The Environmental Protection Agency and Pebble Limited Partnership presented oral arguments Thursday over whether or not the EPA violated federal law, when it opted to restrict mine waste disposal in Bristol Bay.
Pebble Limited Partnership alleges the EPA formed a number of de facto advisory committees of mine critics that operated behind closed doors, rather than out in the open while writing the Bristol Bay Watershed Assessment. That assessment could result in the massive gold and copper prospect being restricted or prohibited.
“The way the statute works, it says that when you reach out to non-federal employees and seek their advice and bring them into the process as though they were federal employees, you have to do it according to a format that’s set out in the statute that makes sure it’s done in the open and that it’s done fairly,” Tom Collier, the CEO of the Pebble Limited Partnership, said. “And they didn’t do that.”
The EPA disputes those claims, saying no such committees were formed and that Pebble had as many opportunities to make their views known as groups opposed to the mine.
Kimberly Williams is the executive director of Nunamta Aulukestai, a Dillingham non-profit that includes tribal corporations and governments opposed to the Pebble Mine. She came to the courthouse in support of the EPA.

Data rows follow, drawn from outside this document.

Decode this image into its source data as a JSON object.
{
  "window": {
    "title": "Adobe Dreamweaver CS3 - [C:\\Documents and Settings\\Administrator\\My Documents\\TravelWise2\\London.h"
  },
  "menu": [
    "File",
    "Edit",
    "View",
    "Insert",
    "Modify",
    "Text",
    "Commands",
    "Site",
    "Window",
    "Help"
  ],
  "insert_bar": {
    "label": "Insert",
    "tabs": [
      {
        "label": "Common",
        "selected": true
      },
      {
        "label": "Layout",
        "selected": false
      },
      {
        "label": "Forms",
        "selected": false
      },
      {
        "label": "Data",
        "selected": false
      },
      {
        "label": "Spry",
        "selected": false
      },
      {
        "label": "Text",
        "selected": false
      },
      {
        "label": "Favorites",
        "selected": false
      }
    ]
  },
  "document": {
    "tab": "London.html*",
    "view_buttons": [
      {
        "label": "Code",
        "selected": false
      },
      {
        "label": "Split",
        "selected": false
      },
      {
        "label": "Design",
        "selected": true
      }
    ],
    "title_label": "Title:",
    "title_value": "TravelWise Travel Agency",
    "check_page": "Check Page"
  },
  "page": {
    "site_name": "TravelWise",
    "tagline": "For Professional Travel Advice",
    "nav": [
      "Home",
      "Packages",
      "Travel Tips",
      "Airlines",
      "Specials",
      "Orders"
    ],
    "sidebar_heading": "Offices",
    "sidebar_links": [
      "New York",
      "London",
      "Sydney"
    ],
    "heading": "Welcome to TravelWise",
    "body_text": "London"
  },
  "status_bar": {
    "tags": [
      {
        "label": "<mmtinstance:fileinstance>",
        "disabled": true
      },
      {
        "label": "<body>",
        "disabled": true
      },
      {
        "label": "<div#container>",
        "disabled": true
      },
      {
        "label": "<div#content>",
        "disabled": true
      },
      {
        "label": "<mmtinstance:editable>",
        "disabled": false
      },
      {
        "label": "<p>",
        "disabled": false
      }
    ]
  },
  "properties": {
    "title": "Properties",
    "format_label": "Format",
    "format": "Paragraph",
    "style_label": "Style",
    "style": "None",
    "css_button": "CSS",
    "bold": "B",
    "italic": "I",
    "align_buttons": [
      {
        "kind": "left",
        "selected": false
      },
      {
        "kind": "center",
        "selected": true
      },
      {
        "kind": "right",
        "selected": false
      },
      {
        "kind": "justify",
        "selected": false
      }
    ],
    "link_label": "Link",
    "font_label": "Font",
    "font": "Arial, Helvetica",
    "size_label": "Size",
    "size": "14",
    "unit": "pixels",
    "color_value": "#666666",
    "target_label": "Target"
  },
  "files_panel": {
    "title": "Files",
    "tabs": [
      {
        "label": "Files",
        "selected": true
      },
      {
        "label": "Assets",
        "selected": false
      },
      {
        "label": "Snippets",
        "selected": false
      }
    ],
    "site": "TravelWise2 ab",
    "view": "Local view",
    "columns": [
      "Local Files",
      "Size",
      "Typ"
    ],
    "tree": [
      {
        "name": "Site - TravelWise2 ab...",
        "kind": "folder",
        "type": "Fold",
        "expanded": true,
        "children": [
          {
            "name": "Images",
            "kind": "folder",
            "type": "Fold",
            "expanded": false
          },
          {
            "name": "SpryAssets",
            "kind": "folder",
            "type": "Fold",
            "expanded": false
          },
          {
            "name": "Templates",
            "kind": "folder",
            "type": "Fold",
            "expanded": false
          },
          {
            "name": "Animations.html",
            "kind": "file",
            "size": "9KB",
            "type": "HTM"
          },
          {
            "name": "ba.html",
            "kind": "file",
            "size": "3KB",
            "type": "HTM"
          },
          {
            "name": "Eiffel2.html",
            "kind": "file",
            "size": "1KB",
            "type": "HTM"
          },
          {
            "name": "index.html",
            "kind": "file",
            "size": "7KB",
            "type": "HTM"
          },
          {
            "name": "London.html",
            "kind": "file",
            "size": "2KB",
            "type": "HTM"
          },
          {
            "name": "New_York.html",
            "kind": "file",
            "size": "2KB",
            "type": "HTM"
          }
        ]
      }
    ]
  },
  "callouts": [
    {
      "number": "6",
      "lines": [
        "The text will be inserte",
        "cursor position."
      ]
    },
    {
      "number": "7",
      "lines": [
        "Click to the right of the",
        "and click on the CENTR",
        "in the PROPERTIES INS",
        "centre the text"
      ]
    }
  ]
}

“We feel that, you know, they’ve come out, they’ve listened to everybody, they’ve met numerous times out in the region, holding meetings not only in Dillingham, but up in Illiamna, where Pebble was located,” Williams said. “So, we’ve had unprecedented access, just no different than Pebble has in letting our views known on large scale mining.”
The EPA urged the court to dismiss the case.
Judge H. Russel Holland took the arguments under advisement and will make a decision at a later date.
Judge Holland issued a preliminary injunction in November, halting the EPA’s 404-C process regarding the Pebble Mine, while the court reviewed the allegations.
The EPA and Department of Justice refused to comment further, as the case is still in court.
In a separate case, a federal appeals court panel upheld an earlier decision by Judge Holland, dismissing Pebble’s challenge of the EPA’s 404-C process as premature.